Bulgur Pudding With Honey And Dates
- 1 cup fine bulgur (medium bulgur for a more coarsely textured pudding)
- 1 cup 2% low-fat milk
- 1/4 - 1/3 cup honey, to taste
- 1 teaspoon ground cinnamon
- 1 teaspoon ground ginger
- 1/4 teaspoon salt
- 1 cup walnuts, toasted and chopped
- 1 cup pitted dates, chopped
- 1/3 cup dried currants or 1/3 cup raisins
- ice cream (optional) or sweetened whipped cream, for garnish (optional)
- Combine the bulgur and 2 cups of water in a medium saucepan. Bring to a boil over high heat, reduce the heat to medium, and cook uncovered, stirring frequently, until the water is absorbed, 3 to 5 minutes.
- Stir in the milk, 1/4 cup of honey, cinnamon, ginger, and salt. Bring the mixture to a boil.
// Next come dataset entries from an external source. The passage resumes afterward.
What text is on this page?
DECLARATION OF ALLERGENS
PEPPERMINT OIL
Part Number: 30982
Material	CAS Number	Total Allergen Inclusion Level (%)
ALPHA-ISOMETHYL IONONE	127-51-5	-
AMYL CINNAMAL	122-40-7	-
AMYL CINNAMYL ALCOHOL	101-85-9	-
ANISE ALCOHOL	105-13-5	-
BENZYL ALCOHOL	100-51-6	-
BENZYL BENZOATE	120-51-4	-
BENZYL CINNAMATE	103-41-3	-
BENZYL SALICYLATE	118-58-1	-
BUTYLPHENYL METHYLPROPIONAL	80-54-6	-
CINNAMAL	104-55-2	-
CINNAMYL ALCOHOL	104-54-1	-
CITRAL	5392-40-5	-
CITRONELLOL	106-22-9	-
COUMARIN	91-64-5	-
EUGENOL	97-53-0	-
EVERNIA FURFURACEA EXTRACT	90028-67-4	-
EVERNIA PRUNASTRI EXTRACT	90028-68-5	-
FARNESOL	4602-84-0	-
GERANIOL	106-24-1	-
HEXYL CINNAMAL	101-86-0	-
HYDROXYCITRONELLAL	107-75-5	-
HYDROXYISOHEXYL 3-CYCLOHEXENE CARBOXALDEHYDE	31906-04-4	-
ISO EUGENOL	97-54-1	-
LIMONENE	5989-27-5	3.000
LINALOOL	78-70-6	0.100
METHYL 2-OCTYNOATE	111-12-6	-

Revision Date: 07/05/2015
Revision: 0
Reduce heat to medium and continue cooking, uncovered, at a gentle boil, stirring occasionally, until the mixture develops the consistency of porridge, about 5 minutes.
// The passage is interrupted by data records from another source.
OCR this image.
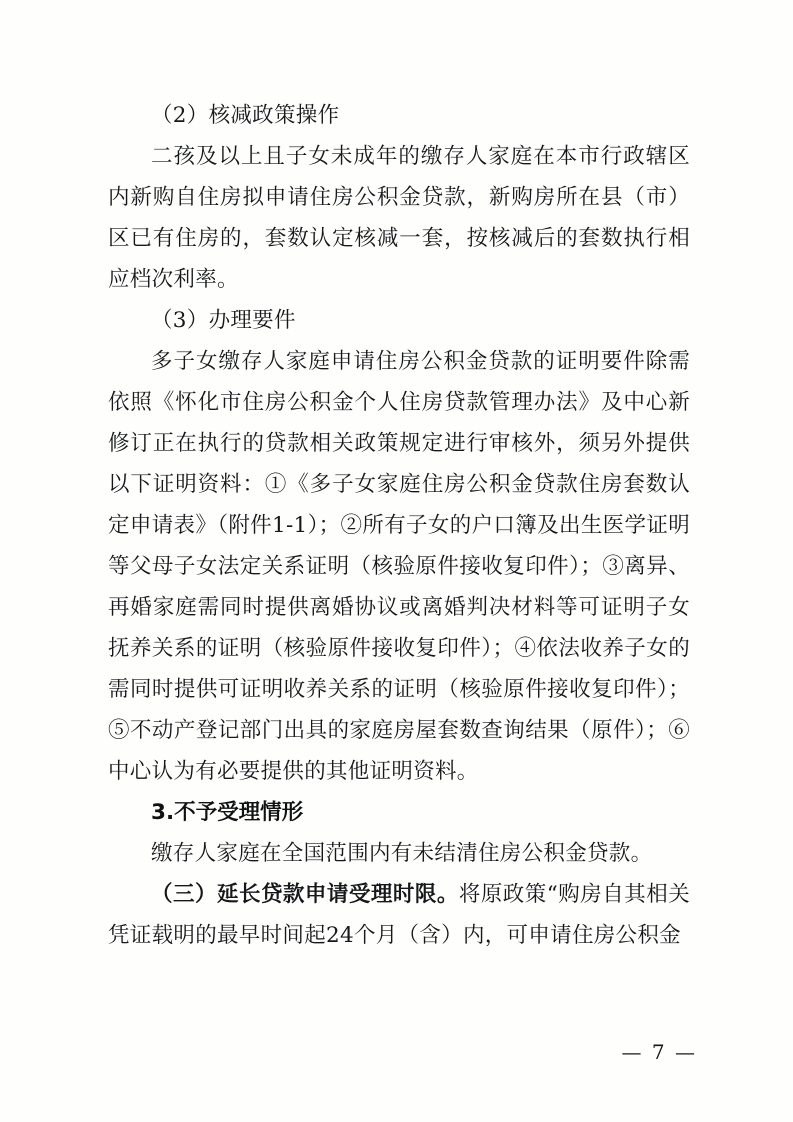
（2）核减政策操作

二孩及以上且子女未成年的缴存人家庭在本市行政辖区内新购自住房拟申请住房公积金贷款，新购房所在县（市）区已有住房的，套数认定核减一套，按核减后的套数执行相应档次利率。

（3）办理要件

多子女缴存人家庭申请住房公积金贷款的证明要件除需依照《怀化市住房公积金个人住房贷款管理办法》及中心新修订正在执行的贷款相关政策规定进行审核外，须另外提供以下证明资料：①《多子女家庭住房公积金贷款住房套数认定申请表》（附件1-1）；②所有子女的户口簿及出生医学证明等父母子女法定关系证明（核验原件接收复印件）；③离异、再婚家庭需同时提供离婚协议或离婚判决材料等可证明子女抚养关系的证明（核验原件接收复印件）；④依法收养子女的需同时提供可证明收养关系的证明（核验原件接收复印件）；⑤不动产登记部门出具的家庭房屋套数查询结果（原件）；⑥中心认为有必要提供的其他证明资料。

3.不予受理情形

缴存人家庭在全国范围内有未结清住房公积金贷款。

（三）延长贷款申请受理时限。将原政策“购房自其相关凭证载明的最早时间起24个月（含）内，可申请住房公积金

— 7 —
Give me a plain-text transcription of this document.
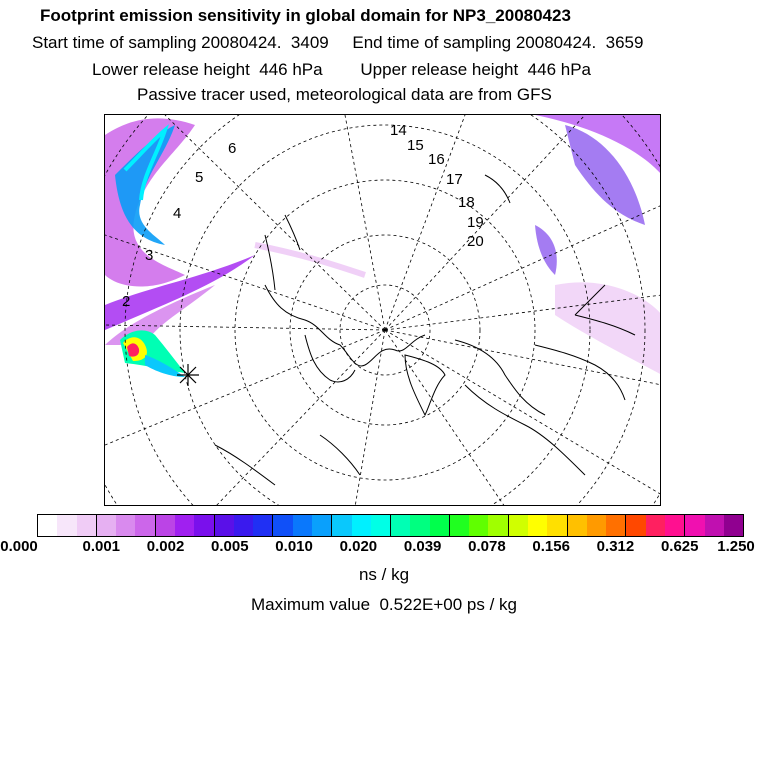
Footprint emission sensitivity in global domain for NP3_20080423
Start time of sampling 20080424.  3409     End time of sampling 20080424.  3659
Lower release height  446 hPa        Upper release height  446 hPa
Passive tracer used, meteorological data are from GFS
2
3
4
5
6
14
15
16
17
18
19
20
0.000	0.001 0.002 0.005 0.010 0.020 0.039 0.078 0.156 0.312 0.625 1.250
ns / kg
Maximum value  0.522E+00 ps / kg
- Stir in the walnuts, dates, and currants.
- Sweeten with additional honey, if desired.
- Serve warm in bowls.
- Top with a scoop of ice cream, if you wish.
- Options:
- Bulgur-Date Pudding Cake:
- Pour the hot pudding into a buttered 8-9 inch square pan.
- Cool it to room temperature.
- Cover with plastic wrap and refrigerate for at least 3 hours.
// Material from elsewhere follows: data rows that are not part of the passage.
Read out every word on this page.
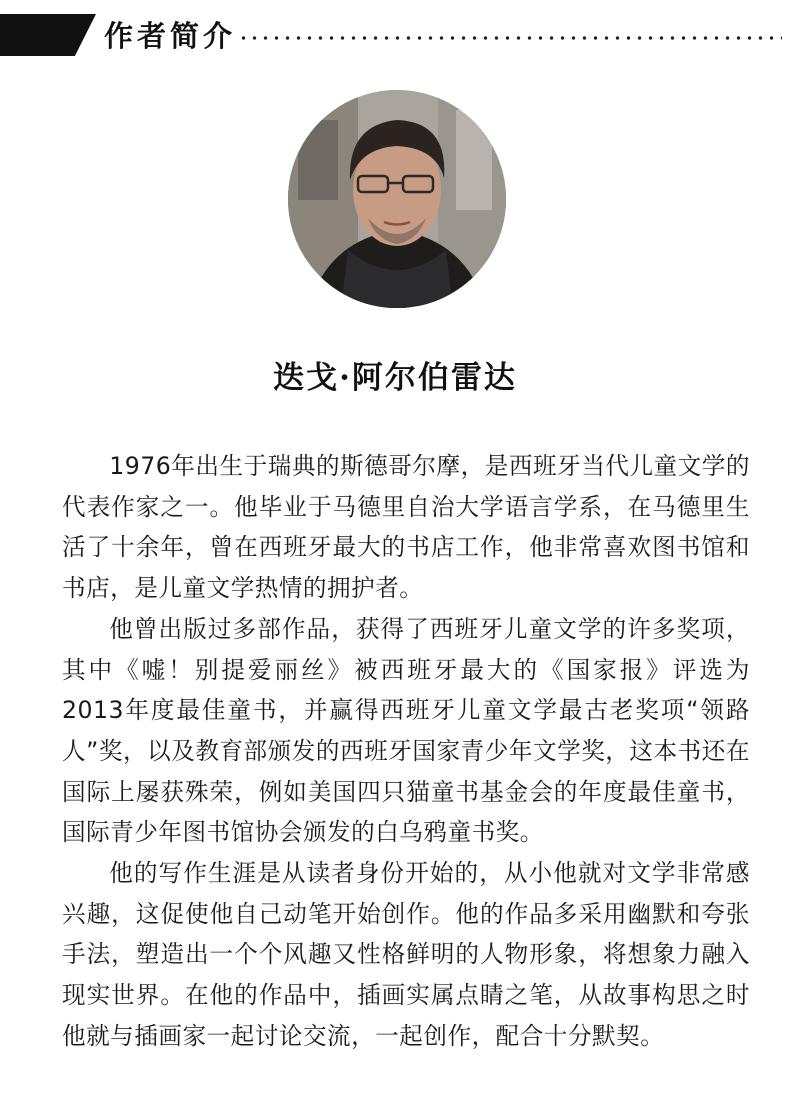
作者简介
迭戈·阿尔伯雷达

1976年出生于瑞典的斯德哥尔摩，是西班牙当代儿童文学的代表作家之一。他毕业于马德里自治大学语言学系，在马德里生活了十余年，曾在西班牙最大的书店工作，他非常喜欢图书馆和书店，是儿童文学热情的拥护者。

他曾出版过多部作品，获得了西班牙儿童文学的许多奖项，其中《嘘！别提爱丽丝》被西班牙最大的《国家报》评选为2013年度最佳童书，并赢得西班牙儿童文学最古老奖项“领路人”奖，以及教育部颁发的西班牙国家青少年文学奖，这本书还在国际上屡获殊荣，例如美国四只猫童书基金会的年度最佳童书，国际青少年图书馆协会颁发的白乌鸦童书奖。

他的写作生涯是从读者身份开始的，从小他就对文学非常感兴趣，这促使他自己动笔开始创作。他的作品多采用幽默和夸张手法，塑造出一个个风趣又性格鲜明的人物形象，将想象力融入现实世界。在他的作品中，插画实属点睛之笔，从故事构思之时他就与插画家一起讨论交流，一起创作，配合十分默契。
- Cut the pudding into 6 or 9 portions and set them on plates.
- Hazelnut-Fig Pudding:.
- Use hazelnuts instead of walnuts and figs instead of dates.
fine bulgur, milk, honey, ground cinnamon, ground ginger, salt, walnuts, dates, currants, cream
Taken from www.food.com/recipe/bulgur-pudding-with-honey-and-dates-256262 (may not work)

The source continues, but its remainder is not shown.